A Team of The New York Times, which conducted dozens of interviews with port, customs and security officials, shipping agents and other marine trade professionals, revealed that a corrupt and de-de-foncanal system failed to respond to the threat when the country's political elite was unable to respond to the threat.

Previously unknown documents have shown how many government agencies have accepted responsibility for the situation. Special pictures from inside the hangar show the haphazard, and ultimately the destructive, explosive handle. And the analysis of the high-security video explains how the burning garbage material has come to create the most devastating explosion in Lebanon's history.

Six years later, 2,750 tons of Ammonium nitrate had arrived in the port of Beirut and hangar was made in 12.

No one took action to protect this chemicals, more than 1,000 times, which is used to bomb a federal building in Oklahoma City in 1995.

The year of negligence and employment in the duster was approved by a Desfoncanal government that has public safety for the high-pressure business of bribery and graft.

Perhaps nowhere is this system more obvious than the port, a profitable prize in the FFS, overturned by Lebanese political parties, which see it as a "clear" way to distribute itself, contracts and jobs to loyalists and to illegal goods.

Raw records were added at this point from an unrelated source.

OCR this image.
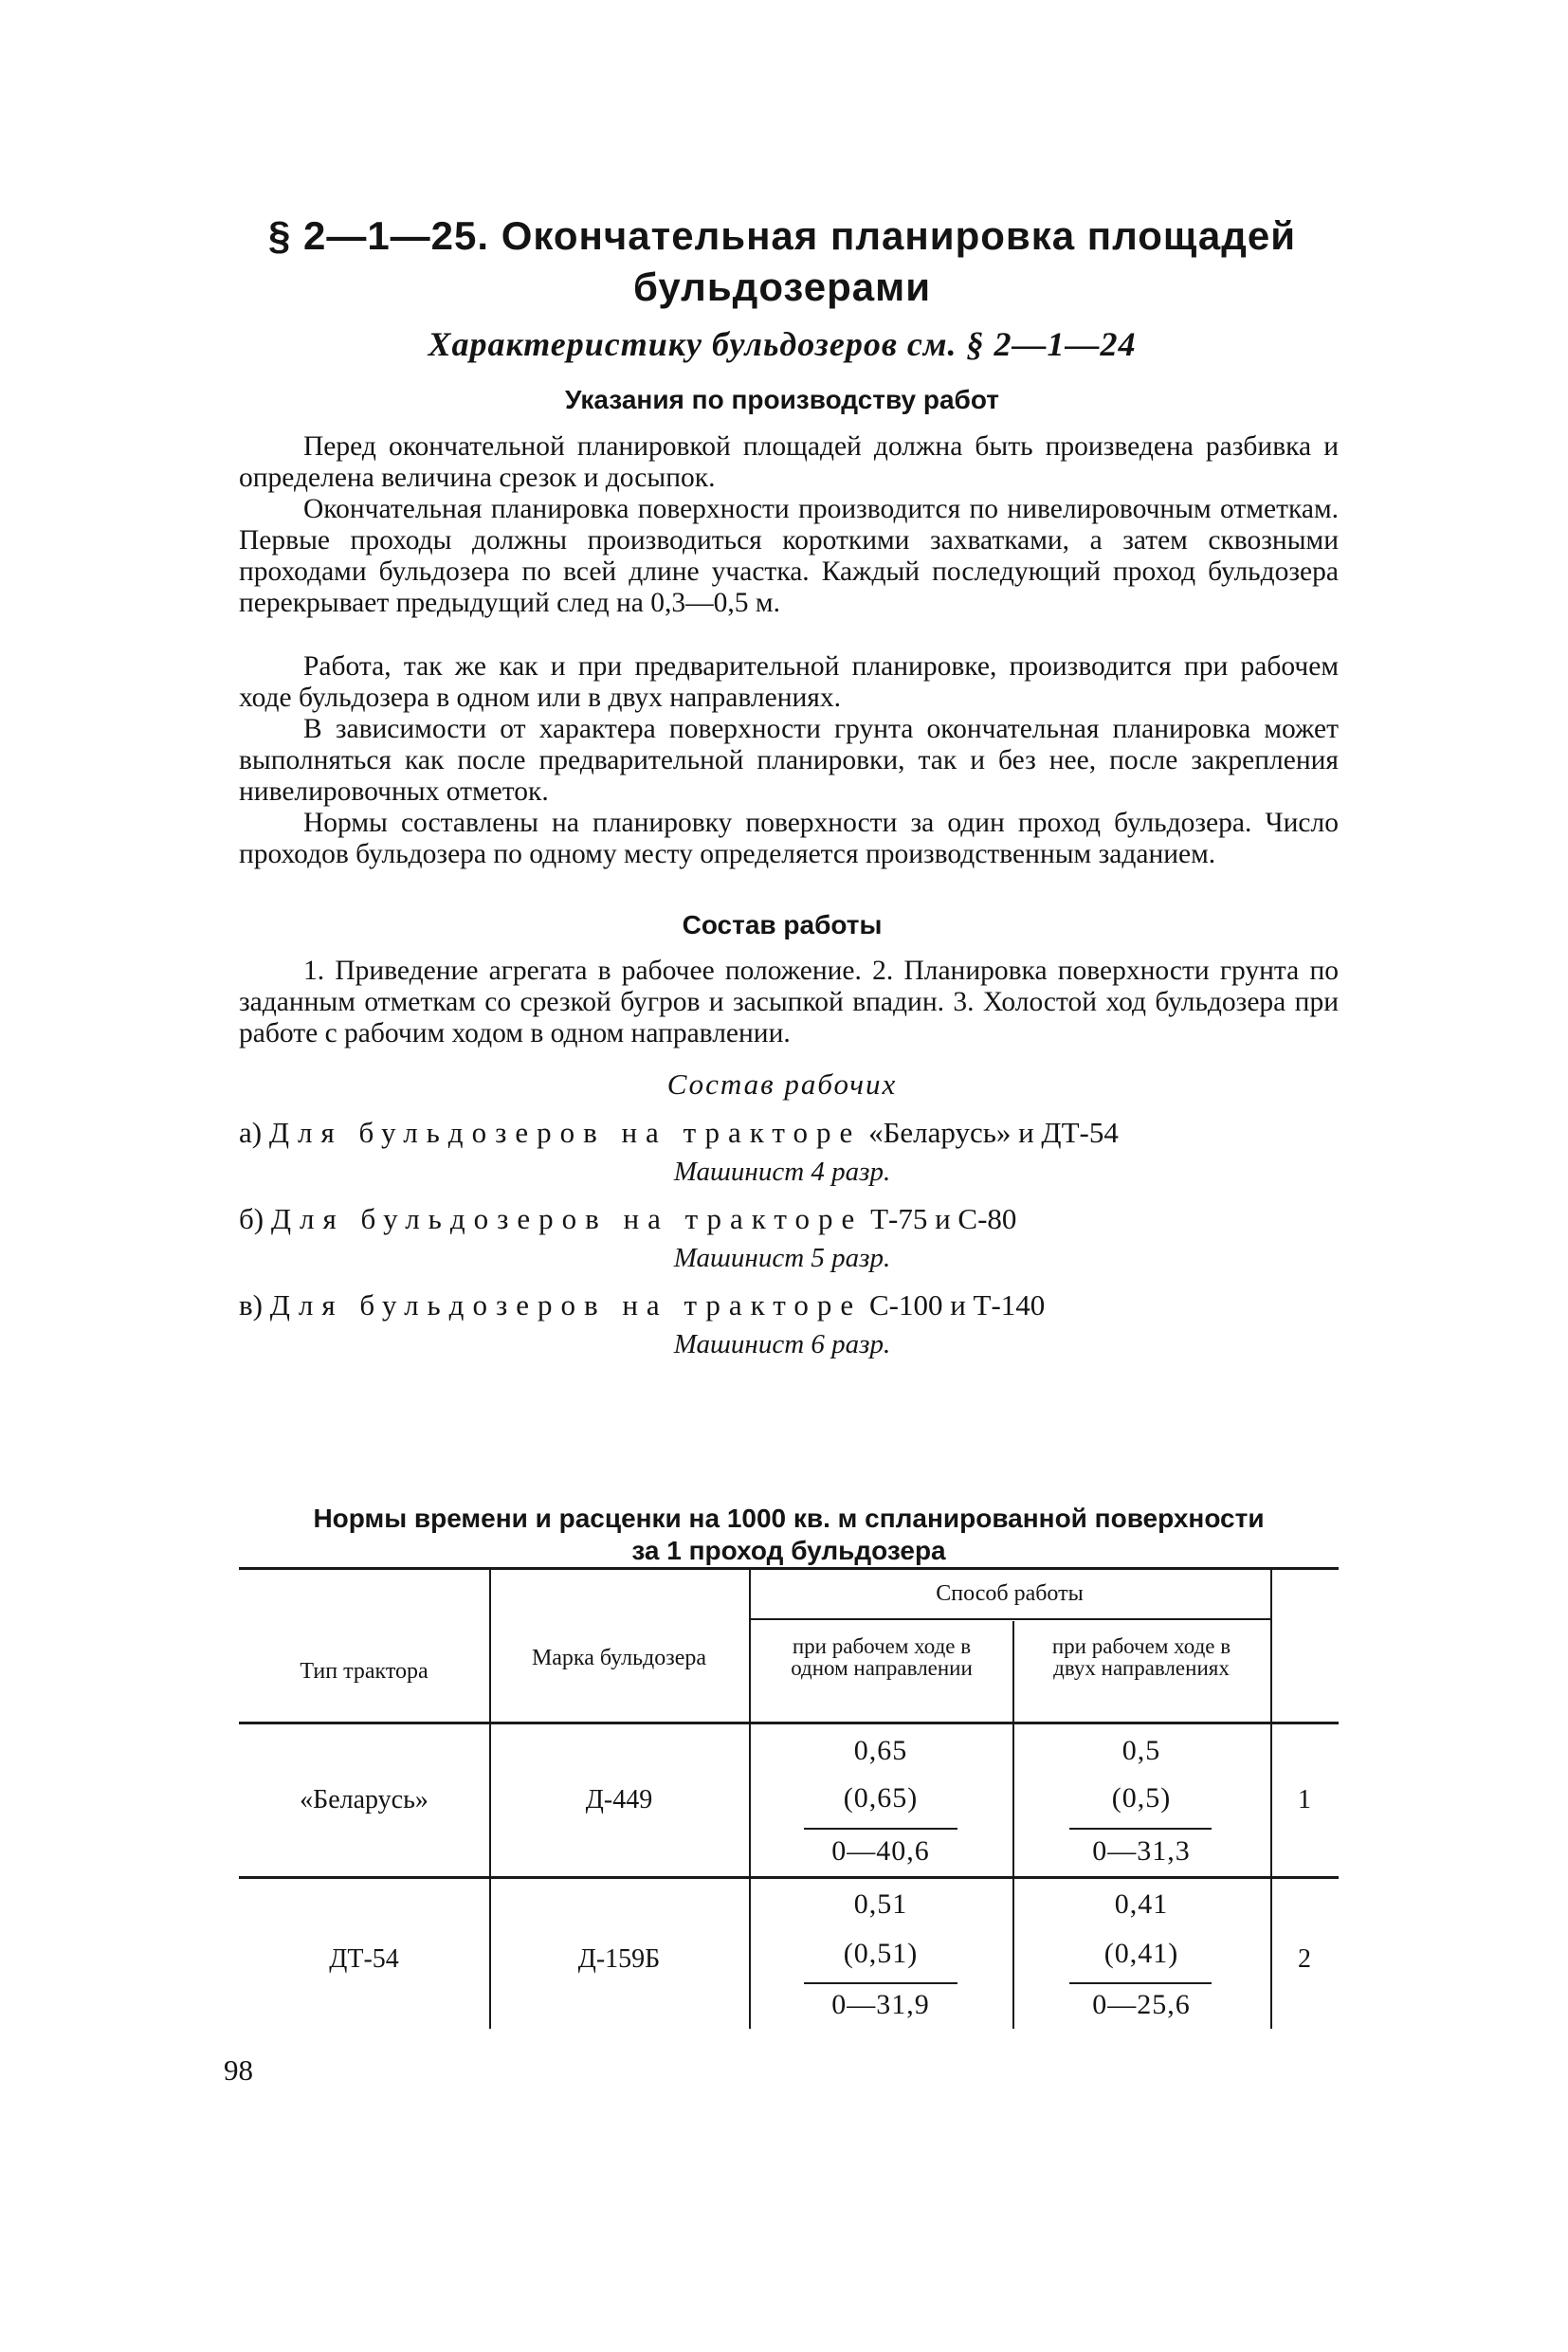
§ 2—1—25. Окончательная планировка площадей
бульдозерами
Характеристику бульдозеров см. § 2—1—24
Указания по производству работ

Перед окончательной планировкой площадей должна быть произведена разбивка и определена величина срезок и досыпок.

Окончательная планировка поверхности производится по нивелировочным отметкам. Первые проходы должны производиться короткими захватками, а затем сквозными проходами бульдозера по всей длине участка. Каждый последующий проход бульдозера перекрывает предыдущий след на 0,3—0,5 м.

Работа, так же как и при предварительной планировке, производится при рабочем ходе бульдозера в одном или в двух направлениях.

В зависимости от характера поверхности грунта окончательная планировка может выполняться как после предварительной планировки, так и без нее, после закрепления нивелировочных отметок.

Нормы составлены на планировку поверхности за один проход бульдозера. Число проходов бульдозера по одному месту определяется производственным заданием.

Состав работы

1. Приведение агрегата в рабочее положение. 2. Планировка поверхности грунта по заданным отметкам со срезкой бугров и засыпкой впадин. 3. Холостой ход бульдозера при работе с рабочим ходом в одном направлении.

Состав рабочих
а) Для бульдозеров на тракторе «Беларусь» и ДТ-54
Машинист 4 разр.
б) Для бульдозеров на тракторе Т-75 и С-80
Машинист 5 разр.
в) Для бульдозеров на тракторе С-100 и Т-140
Машинист 6 разр.
Нормы времени и расценки на 1000 кв. м спланированной поверхности
за 1 проход бульдозера
Тип трактора
Марка бульдозера
Способ работы
при рабочем ходе в одном направлении
при рабочем ходе в двух направлениях
«Беларусь»	Д-449
0,65
(0,65)
0—40,6
0,5
(0,5)
0—31,3
1
ДТ-54	Д-159Б
0,51
(0,51)
0—31,9
0,41
(0,41)
0—25,6
2
98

In seconds, the explosion was roofing through buildings for miles around, falling to historic houses, reducing the hollow frames and skyscrapers on Compton streets with countless upended life-detratos. The explosion killed more than 190 people, injured 6,000 and caused billions of dollars in damage.
The government's ill-fated attempt to destroy Lebanon was taken as an economy on the path of poor infrastructure and the movement of continuous unofficial protests. The explosion that is overshadowed, raising alarms about the system's stoicism in a giant and terrifying new way.

The port is vertical to all the things That Lebanese protesters say is wrong with their government, difficult with sickness and corruption in almost every aspect of the process.

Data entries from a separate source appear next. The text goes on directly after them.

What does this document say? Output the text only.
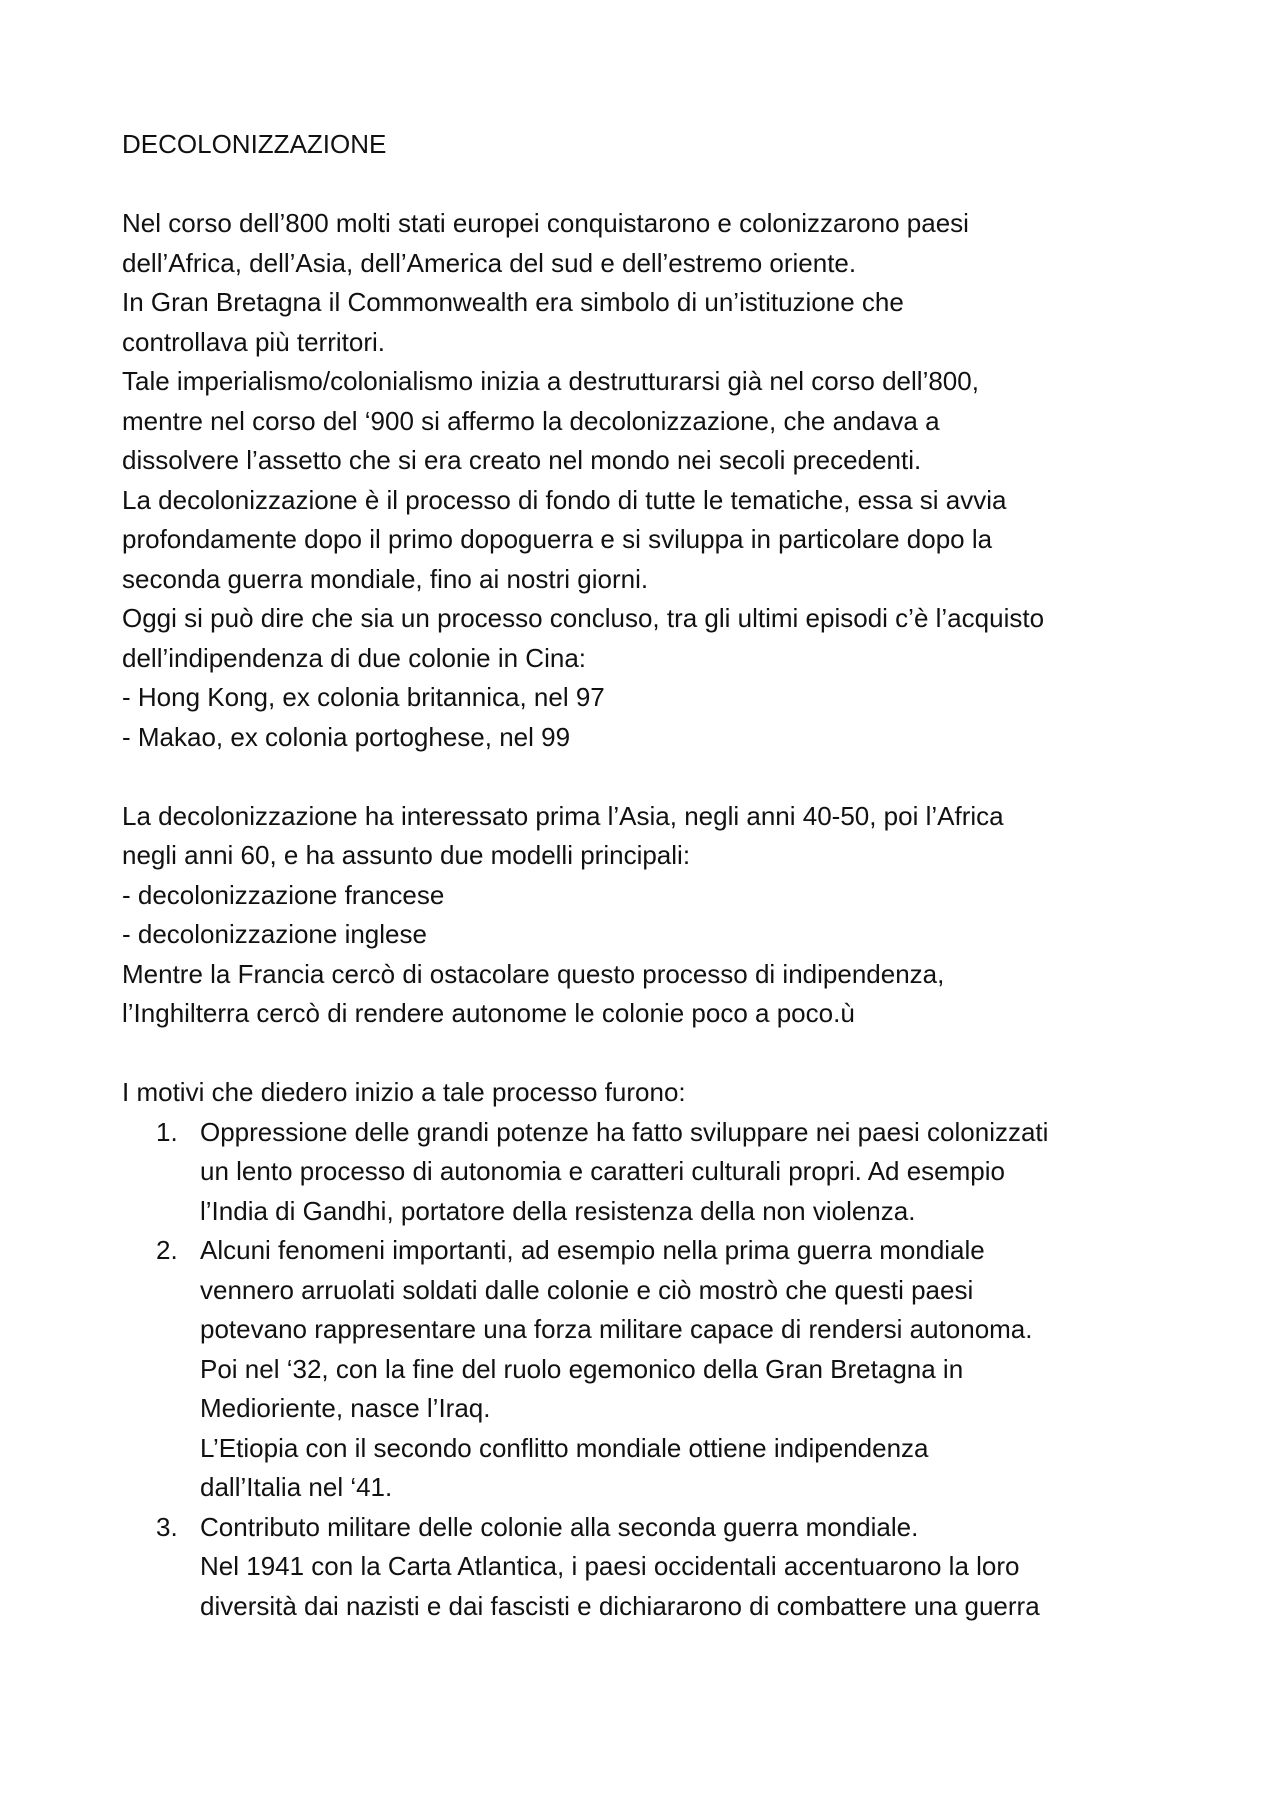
DECOLONIZZAZIONE
Nel corso dell’800 molti stati europei conquistarono e colonizzarono paesi
dell’Africa, dell’Asia, dell’America del sud e dell’estremo oriente.
In Gran Bretagna il Commonwealth era simbolo di un’istituzione che
controllava più territori.
Tale imperialismo/colonialismo inizia a destrutturarsi già nel corso dell’800,
mentre nel corso del ‘900 si affermo la decolonizzazione, che andava a
dissolvere l’assetto che si era creato nel mondo nei secoli precedenti.
La decolonizzazione è il processo di fondo di tutte le tematiche, essa si avvia
profondamente dopo il primo dopoguerra e si sviluppa in particolare dopo la
seconda guerra mondiale, fino ai nostri giorni.
Oggi si può dire che sia un processo concluso, tra gli ultimi episodi c’è l’acquisto
dell’indipendenza di due colonie in Cina:
- Hong Kong, ex colonia britannica, nel 97
- Makao, ex colonia portoghese, nel 99
La decolonizzazione ha interessato prima l’Asia, negli anni 40-50, poi l’Africa
negli anni 60, e ha assunto due modelli principali:
- decolonizzazione francese
- decolonizzazione inglese
Mentre la Francia cercò di ostacolare questo processo di indipendenza,
l’Inghilterra cercò di rendere autonome le colonie poco a poco.ù
I motivi che diedero inizio a tale processo furono:
1. Oppressione delle grandi potenze ha fatto sviluppare nei paesi colonizzati
un lento processo di autonomia e caratteri culturali propri. Ad esempio
l’India di Gandhi, portatore della resistenza della non violenza.
2. Alcuni fenomeni importanti, ad esempio nella prima guerra mondiale
vennero arruolati soldati dalle colonie e ciò mostrò che questi paesi
potevano rappresentare una forza militare capace di rendersi autonoma.
Poi nel ‘32, con la fine del ruolo egemonico della Gran Bretagna in
Medioriente, nasce l’Iraq.
L’Etiopia con il secondo conflitto mondiale ottiene indipendenza
dall’Italia nel ‘41.
3. Contributo militare delle colonie alla seconda guerra mondiale.
Nel 1941 con la Carta Atlantica, i paesi occidentali accentuarono la loro
diversità dai nazisti e dai fascisti e dichiararono di combattere una guerra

The daily business of cargo, currently found, is found, multiple parties need a chain of cakeboxes: allowing multiple parties to import For the Customs Inspector, and for the military and other security officers to allow claims of transparent fraud, and to the Ministry of Social Affairs, a luxury vehicle The tax was exempted from disability.

Corruption is stronger than disease. For example, the port's main cargo scanner has not worked properly for years, reducing the bribery-based system of manual cargo inspection.

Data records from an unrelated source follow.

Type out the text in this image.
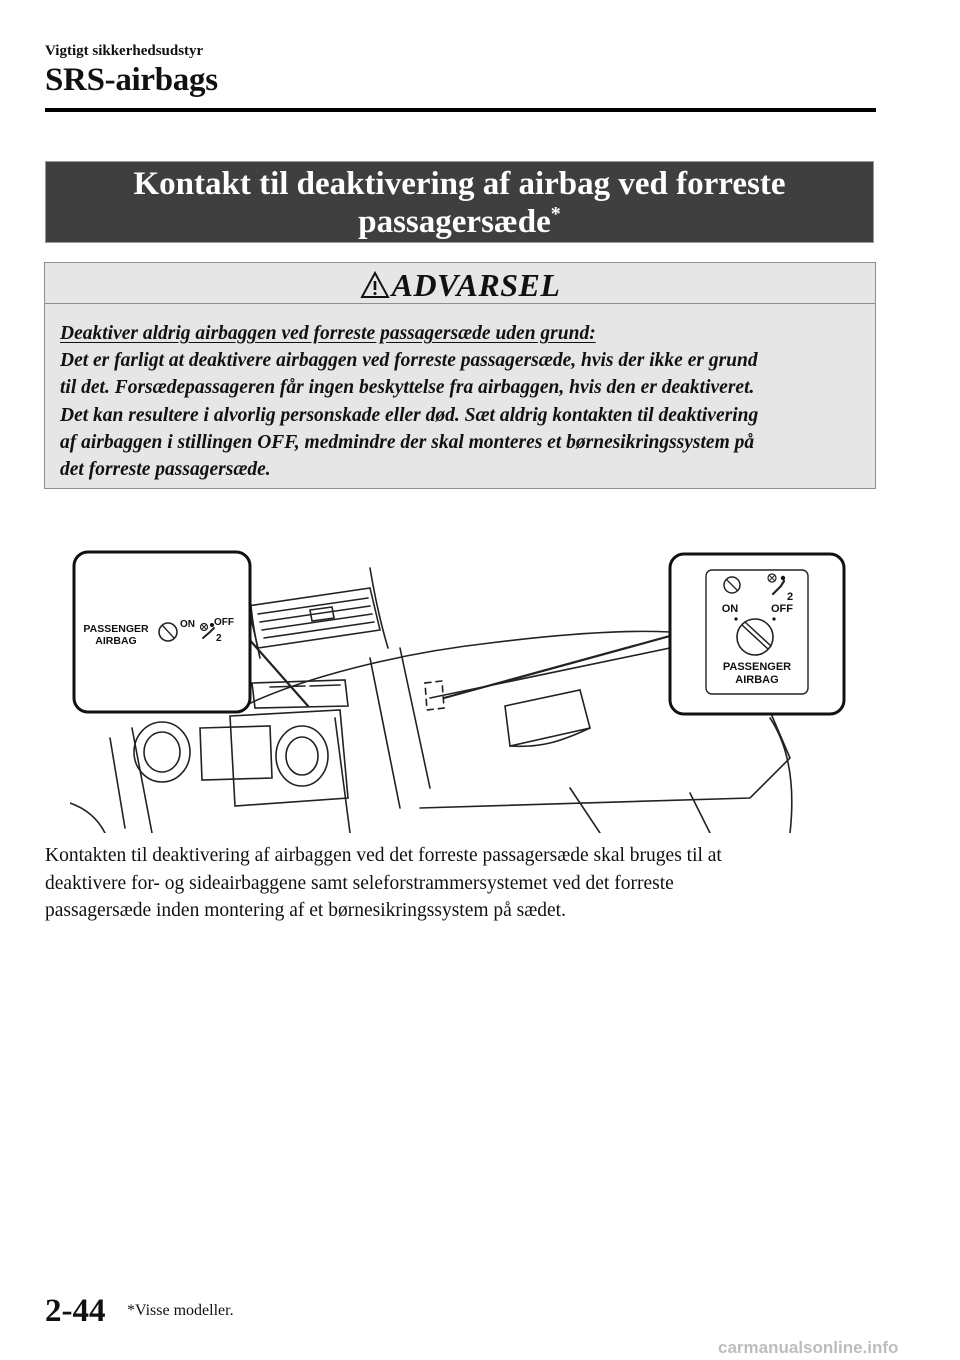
Vigtigt sikkerhedsudstyr
SRS-airbags
Kontakt til deaktivering af airbag ved forreste
passagersæde*
ADVARSEL
Deaktiver aldrig airbaggen ved forreste passagersæde uden grund:
Det er farligt at deaktivere airbaggen ved forreste passagersæde, hvis der ikke er grund
til det. Forsædepassageren får ingen beskyttelse fra airbaggen, hvis den er deaktiveret.
Det kan resultere i alvorlig personskade eller død. Sæt aldrig kontakten til deaktivering
af airbaggen i stillingen OFF, medmindre der skal monteres et børnesikringssystem på
det forreste passagersæde.
PASSENGER
AIRBAG
ON OFF
2
2
ON	OFF
PASSENGER
AIRBAG
Kontakten til deaktivering af airbaggen ved det forreste passagersæde skal bruges til at
deaktivere for- og sideairbaggene samt seleforstrammersystemet ved det forreste
passagersæde inden montering af et børnesikringssystem på sædet.
2-44 *Visse modeller.
carmanualsonline.info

After the blast, the president, the prime minister and the leaders of Lebanon's security agencies – all of whom were warned about the Ammonium knight - met at the presidential palace to assess what had gone wrong. The meeting is immediately pointed to the divine and the finger, according to one attendee and the other is brief on the discussion.

There wasn't much blame for going around. There is a port of all the main parties and security agencies in Lebanon. Nobody took action to protect him.

"The administration has failed since the birth of Lebanon," Judge Ghassan Oydat, Lebanon's chief public prosecutor, replied.

And a port is running.


Prime Minister Hassan Diab was noticed about the chemicals in early June and planned to visit the port to raise the issue but canceled it, a senior security official said. A statement from Mr. Diab's office said that the visit was "normal inspection" which was due to other, important matters.

In late July, state security warned the top Security Council in a report to the country's most powerful officials, including the heads of Lebanon's security agencies, the president and the prime minister.

On August 4, the government sent a team to fix the hangar.

It is not clear whether his work accidentally lit up the fire that caused the explosion on the same day but this is the most likely situation.